There are a number of key differences between ordinary shares and preference shares. This article aims to highlight the key elements that an investor should keep in mind when dealing with preference shares.
Preference shareholders are NOT the owner of the company. By analogy, the investor is giving a loan to the company and the company issue preference shares to the investor giving him certain preferential rights. For example:
Generally, the investor’s objective is to make a decent profit when he exits the investment in a few years’ time.
In the unfortunate event of liquidation, winding up, dissolution, cessation of business of the company or return of capital, preference shareholders shall be paid out of the proceeds in priority to any amount payable in respect of the ordinary shares.
This characteristic is important to ensure that preference shareholders have priority of claim against the company for the dividends and redemption sum payable in respect of the preference shares. On that basis, preference shares are more secured because ordinary shareholders will only be entitled to claim the remaining proceeds after preference shareholders are duly paid of the dividends and redemption sums.
In some cases, the investors can also require the promoters to provide a personal guarantee to guarantee the payment by the company of dividends and redemption sums in respect of the preference shares. The personal guarantee further lowers the default risks and hence making the preference shares more attractive for investors.

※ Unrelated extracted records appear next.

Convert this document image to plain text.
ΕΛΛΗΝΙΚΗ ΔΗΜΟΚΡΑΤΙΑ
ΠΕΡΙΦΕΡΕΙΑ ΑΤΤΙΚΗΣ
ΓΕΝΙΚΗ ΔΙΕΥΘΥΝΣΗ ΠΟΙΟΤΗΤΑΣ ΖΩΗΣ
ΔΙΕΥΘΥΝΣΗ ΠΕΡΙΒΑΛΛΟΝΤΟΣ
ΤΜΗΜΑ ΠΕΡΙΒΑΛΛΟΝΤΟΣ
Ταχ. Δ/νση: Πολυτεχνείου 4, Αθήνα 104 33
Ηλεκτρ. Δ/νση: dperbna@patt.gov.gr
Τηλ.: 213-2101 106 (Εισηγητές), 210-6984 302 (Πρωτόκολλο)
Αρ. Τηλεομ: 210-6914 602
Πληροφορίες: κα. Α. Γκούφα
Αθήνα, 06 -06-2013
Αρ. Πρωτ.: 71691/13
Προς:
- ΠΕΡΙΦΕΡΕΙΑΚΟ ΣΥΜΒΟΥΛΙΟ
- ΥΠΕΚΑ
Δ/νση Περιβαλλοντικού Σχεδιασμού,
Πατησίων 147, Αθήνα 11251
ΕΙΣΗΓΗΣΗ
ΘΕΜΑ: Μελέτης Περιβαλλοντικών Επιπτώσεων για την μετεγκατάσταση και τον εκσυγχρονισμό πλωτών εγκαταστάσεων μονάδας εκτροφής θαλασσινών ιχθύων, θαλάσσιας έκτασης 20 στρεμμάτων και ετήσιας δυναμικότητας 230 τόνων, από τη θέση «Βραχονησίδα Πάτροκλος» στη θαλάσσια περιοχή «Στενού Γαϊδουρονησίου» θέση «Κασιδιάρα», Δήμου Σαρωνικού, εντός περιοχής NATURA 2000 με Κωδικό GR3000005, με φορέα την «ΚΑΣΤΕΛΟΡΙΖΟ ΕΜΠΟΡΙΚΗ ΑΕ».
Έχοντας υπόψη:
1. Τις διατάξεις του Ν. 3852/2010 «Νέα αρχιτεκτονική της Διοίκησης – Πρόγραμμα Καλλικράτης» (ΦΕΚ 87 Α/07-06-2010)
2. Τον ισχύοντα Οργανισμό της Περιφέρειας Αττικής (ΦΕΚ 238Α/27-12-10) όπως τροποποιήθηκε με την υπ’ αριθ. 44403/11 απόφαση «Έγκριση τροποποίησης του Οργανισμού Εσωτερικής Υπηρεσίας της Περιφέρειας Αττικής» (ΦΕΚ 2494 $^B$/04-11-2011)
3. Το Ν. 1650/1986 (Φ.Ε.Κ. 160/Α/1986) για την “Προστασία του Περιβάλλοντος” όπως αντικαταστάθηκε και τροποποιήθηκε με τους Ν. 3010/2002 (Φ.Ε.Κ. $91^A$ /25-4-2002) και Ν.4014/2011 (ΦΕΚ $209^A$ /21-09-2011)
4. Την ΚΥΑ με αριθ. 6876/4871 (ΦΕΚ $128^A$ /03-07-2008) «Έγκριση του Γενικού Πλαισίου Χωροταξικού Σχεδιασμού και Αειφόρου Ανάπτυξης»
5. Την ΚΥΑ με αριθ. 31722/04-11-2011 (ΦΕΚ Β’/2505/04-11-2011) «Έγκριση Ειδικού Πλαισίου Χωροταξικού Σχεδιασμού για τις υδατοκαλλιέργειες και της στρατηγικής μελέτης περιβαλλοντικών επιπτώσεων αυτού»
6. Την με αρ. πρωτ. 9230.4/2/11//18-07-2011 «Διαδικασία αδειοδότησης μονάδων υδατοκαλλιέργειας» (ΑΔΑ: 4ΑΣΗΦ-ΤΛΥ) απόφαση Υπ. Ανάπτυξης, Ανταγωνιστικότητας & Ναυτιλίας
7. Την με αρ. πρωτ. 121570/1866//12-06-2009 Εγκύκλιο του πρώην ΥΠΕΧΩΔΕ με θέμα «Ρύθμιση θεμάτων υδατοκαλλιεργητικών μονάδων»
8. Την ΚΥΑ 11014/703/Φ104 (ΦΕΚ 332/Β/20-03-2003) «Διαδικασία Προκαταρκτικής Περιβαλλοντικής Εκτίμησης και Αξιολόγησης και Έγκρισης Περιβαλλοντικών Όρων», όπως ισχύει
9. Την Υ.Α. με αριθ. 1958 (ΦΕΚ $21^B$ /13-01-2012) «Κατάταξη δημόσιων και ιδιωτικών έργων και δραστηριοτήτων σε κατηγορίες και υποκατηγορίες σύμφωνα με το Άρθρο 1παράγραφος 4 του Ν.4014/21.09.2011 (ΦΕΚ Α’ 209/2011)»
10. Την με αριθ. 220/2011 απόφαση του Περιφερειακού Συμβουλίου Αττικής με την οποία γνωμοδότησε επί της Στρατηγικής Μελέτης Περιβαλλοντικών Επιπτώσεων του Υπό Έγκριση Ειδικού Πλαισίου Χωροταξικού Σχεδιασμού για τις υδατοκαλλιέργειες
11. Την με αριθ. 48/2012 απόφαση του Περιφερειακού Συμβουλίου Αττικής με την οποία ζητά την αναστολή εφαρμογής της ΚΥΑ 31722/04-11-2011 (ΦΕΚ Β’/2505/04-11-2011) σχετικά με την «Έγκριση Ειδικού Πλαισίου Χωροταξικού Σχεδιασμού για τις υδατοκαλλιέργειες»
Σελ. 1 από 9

For ordinary shareholders, they can only wait and hope that the company will make enough profit and declare a dividend (at the discretion of the board), which can be regular or irregular. It is important to bear in mind that the board does not have any statutory obligation to declare and pay the dividend, and can opt to keep all the profit for working capital purposes. If there is no payment of dividend, ordinary shareholders can only expect financial gains when he exits the investment by selling off his shares.
A cumulative dividend means the type of dividend which if it is accrued but unpaid in respect of the preference shares, it will be treated as arrears and will be carried forward to subsequent years and accumulated until it is fully paid.
A non-cumulative dividend means the type of dividend which if it is accrued but unpaid in respect of the preference shares, the preference shareholders do not have the rights to claim any of the unpaid dividends in the future. The unpaid dividend will not be accumulated.
If the company does not have sufficient profit (either from profit or retained earnings), the company is not legally able to declare and pay the dividend, even if it is fixed and agreed under the terms of preference shares.
Fixed and cumulative dividends can be attractive for some investors who prefer more certainty of returns in their investment.
Some investors expect to exit their investment with a 2x-5x return, especially for investment into start-ups or technology firms.
Conversion rights allow preference shareholders to convert their preference shares into ordinary shares based on an agreed conversion formula. Once converted, they become ordinary shareholders. Meaning they also become co-owner of the business who can enjoy the potential appreciation in the value of the business.
For example, instead of accepting cash from the preference shareholders upon exercising the conversion rights, the company accepts the preference shares as issue price/consideration for the issuance of the new ordinary shares. The number of new ordinary shares to be issued will depend on the then market value or fair value of the business. The valuation of the business is best conducted by an independent valuer, whether appointed by the board or jointly by the board and the investors.
Of course, the business founders may not like the idea that preference shareholders can also become co-owners just because of the “loan” given to the company. Hence, preference share with conversion rights may have a lower dividend rate. This is as some founders would argue that the preference shareholders have had the benefit of the conversion rights. Such commercial terms are entirely subject to the negotiation of the parties.
Save for very limited types of resolutions (e.g. winding-up resolution or resolution which adversely affect or alter the rights of preference shareholders), preference shareholders do not have voting rights at any general meeting of the company.
Investors are only entitled to the agreed dividends and redemption sum – i.e. principal investment sum – if the preference shares do not come with conversion rights. They will not be able to benefit from the appreciation in value of the business. In other words, there will be no upside in terms of return of investment.
Having said that, such an investment instrument could be suitable for more conservative investors. Those who prefer higher dividend yields with certainty in repayment despite that return of investment may not be fantastic.
Preference shares can be the right investment instrument for risk-takers or risk-averse investors. But this depends on the terms of the preference shares. Again, there is no one size fits all terms that are suitable for every type of investor.
If you intend to invest in preference shares, you better educate yourself of the above.